You could see a Tor social network working in a similar way. People input followed by automated analysis could be the end result. For example, perhaps a system could be created such that node (i.e., node operators) are able to make trust statements about other nodes. The set of statements would be predefined, such as distrust, no trust, marginal trust, or full trust, and have guidelines that node operators should follow to make a determination of trust in a node. The weight of a node’s statements of trust about other nodes could be based on things like that node’s trustworthiness as determined by statements of trust made by other nodes about that node.

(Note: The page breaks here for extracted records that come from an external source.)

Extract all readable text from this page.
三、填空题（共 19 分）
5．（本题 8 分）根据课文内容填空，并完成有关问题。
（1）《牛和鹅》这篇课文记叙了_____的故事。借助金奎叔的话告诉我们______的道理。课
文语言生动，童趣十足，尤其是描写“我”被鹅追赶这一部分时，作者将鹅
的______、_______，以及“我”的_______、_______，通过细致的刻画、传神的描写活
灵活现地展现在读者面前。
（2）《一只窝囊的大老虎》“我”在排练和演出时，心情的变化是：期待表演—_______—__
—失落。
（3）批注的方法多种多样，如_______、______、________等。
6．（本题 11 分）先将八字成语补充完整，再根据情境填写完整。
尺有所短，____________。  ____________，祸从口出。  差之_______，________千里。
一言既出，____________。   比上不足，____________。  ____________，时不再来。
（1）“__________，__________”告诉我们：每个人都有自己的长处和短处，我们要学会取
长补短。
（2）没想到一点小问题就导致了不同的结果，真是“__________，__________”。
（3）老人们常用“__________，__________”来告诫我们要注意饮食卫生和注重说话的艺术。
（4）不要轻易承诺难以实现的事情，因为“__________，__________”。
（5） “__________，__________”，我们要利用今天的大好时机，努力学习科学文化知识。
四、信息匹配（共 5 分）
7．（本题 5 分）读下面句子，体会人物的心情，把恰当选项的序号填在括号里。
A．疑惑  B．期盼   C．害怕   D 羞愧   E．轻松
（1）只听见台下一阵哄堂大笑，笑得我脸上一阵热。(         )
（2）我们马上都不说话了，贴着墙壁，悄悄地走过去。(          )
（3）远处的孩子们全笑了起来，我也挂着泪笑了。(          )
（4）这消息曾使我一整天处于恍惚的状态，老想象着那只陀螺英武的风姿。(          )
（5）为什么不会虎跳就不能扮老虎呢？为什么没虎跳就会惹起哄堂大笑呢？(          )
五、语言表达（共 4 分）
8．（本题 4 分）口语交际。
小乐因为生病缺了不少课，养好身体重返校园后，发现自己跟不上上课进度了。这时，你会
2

With some such metric in place, interesting decisions about a user’s path through the Tor network could be made. The obvious example is requiring specific trust levels for particular places in a user’s path through the Tor network, such as the entry and exit requiring highly trusted nodes but middleman only requiring marginally trusted nodes. As a more interesting example, I imagine a reputation web like that described would lead to clusters of closely linked nodes. Perhaps it would make sense to choose a path through the Tor network that picks nodes from different clusters. Or, if I have made trust statements about the nodes, it might make sense to heavily weight those statements in choosing a path for me – for example, if I fully trust a certain set of nodes, maybe my path through the network should be selected from the set of nodes I fully trust, nodes those nodes fully trust, and so on until there is a “large enough” set of nodes to choose from.

Finally, what I said here was pointed out to me.

In other words, right now, Tor uses the vigilance of people to ward off this type of attack. Such an approach might not scale well, but it works at the moment.

I don’t know if any of this scales well either or if it does more harm than good, but it is an idea nonetheless.

Oh, and for those asking about my Tor node. You know that lovely new motherboard? Well, it appears to have choked.